At bbp, we hold Lunchspiration sessions where we share our knowledge with each other over a quinoa salad or two. And we love sharing our thoughts with the wider world too.

So grab a celery stick with crunchy peanut butter, sit back and have a nibble on our bite-sized insights on brand storytelling.

Storytelling is as old as time – we’ve been telling stories for thousands of years. It’s how we exchange information, allowing us to dramatise, elaborate and exaggerate with meaning and purpose.

The Very Hungry Caterpillar? The Tiger Who Came to Tea? Just think of your favourite book as a kid to remember how they can make you feel. They intrigue and engage, allowing people to share and experience similarities. They offer an emotional connection that helps define what we are and what we want to be.

 

The structure of stories

In his seminal work “The Hero with a Thousand Faces”, Joseph Campbell divided stories into twelve stages. Known as The Hero’s Journey, it explains the narrative structure found in great myths, timeless fairy tales and modern action films.

Myth is storytelling at its most extreme; it’s the boogie man under your bed if you’re bad, Santa in the chimney if you’re good. It’s what great brands can turn into, generating influence beyond the story they originally tell. And by using The Hero’s Journey, brands can put the consumer at the heart of the narrative to generate lasting influence and resonance.

 

Why this matters

At their most successful, these stories powerfully narrate the relationship between the brands and their audience. Enabling meaningful interactions that go both ways, stories provide identity and purpose; without one, you’re just another commodity.

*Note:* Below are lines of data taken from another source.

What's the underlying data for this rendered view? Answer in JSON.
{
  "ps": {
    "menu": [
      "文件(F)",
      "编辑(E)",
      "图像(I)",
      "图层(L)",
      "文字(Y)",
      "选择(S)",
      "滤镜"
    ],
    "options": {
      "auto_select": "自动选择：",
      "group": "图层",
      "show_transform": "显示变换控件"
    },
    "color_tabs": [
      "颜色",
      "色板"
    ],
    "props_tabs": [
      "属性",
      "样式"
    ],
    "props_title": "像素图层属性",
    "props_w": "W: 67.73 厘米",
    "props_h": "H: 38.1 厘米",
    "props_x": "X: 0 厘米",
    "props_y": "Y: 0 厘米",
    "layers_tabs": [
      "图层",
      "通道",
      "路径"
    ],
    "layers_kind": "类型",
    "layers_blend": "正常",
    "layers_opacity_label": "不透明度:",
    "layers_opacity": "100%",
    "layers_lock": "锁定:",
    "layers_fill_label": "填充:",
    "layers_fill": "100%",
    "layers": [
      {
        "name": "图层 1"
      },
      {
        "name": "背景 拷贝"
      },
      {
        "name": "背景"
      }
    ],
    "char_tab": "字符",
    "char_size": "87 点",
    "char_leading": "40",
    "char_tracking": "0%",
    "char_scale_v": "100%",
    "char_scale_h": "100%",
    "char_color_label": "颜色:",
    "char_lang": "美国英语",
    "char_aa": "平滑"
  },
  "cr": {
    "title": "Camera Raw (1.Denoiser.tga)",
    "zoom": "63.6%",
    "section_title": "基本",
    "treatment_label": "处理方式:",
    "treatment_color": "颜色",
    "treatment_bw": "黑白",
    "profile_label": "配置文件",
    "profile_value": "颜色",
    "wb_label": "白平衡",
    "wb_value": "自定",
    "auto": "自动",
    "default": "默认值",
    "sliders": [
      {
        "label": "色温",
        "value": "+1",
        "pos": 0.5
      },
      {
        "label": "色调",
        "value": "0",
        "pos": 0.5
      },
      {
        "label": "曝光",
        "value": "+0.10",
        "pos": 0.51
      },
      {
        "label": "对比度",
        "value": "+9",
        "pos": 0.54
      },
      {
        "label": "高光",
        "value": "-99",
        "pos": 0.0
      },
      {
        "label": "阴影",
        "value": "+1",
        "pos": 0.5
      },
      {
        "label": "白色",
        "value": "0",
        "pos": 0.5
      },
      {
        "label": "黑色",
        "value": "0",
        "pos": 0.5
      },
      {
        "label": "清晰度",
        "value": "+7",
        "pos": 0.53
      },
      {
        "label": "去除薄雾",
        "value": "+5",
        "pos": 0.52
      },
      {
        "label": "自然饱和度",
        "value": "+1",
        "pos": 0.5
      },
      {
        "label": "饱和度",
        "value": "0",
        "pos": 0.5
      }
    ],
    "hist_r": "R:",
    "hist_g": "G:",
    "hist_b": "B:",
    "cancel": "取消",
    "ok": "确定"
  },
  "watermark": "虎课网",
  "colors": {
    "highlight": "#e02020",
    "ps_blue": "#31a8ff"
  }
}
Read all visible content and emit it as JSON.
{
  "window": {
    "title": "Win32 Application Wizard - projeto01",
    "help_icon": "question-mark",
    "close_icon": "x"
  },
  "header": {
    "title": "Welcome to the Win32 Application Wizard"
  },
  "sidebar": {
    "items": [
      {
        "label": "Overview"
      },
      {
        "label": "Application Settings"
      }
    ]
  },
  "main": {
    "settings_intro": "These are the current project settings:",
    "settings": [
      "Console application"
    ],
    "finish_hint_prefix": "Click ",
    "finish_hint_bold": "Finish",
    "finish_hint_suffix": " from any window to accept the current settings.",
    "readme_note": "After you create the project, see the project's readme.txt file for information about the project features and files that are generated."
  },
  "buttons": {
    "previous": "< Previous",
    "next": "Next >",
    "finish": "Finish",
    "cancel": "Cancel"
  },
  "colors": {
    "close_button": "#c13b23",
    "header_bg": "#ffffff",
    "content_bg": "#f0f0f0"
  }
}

They reflect who the customer is, what they aspire to be and how they relate to other people – infused within an immersive brand experience. Immensely valuable for both the brand and consumers, stories can be rich, powerful and effective; even more so with the ongoing proliferation of content marketing.

When most people think about marketing, they think of print, radio, TV and digital. None, however, are ingrained in us as much as storytelling, which is actually a marketing tool, channel, platform or mechanism.

 

Getting it right

For stories to resonate, they need to be based on truth and adhere to the three primary steps of brand building: consistency, persistence and restraint. They also need elements of wonder, mystery, possibility, connection and engagement.

Great stories inspire and connect and create a positive lasting impression. They’re interesting, memorable and shareable, engendering loyalty and trust. When they’re done well, they demand a response. They will be what people remember, subsequently share and, ultimately, provide your brand with reach, relevance and resonance. Do it well and it’s a rewarding win-win.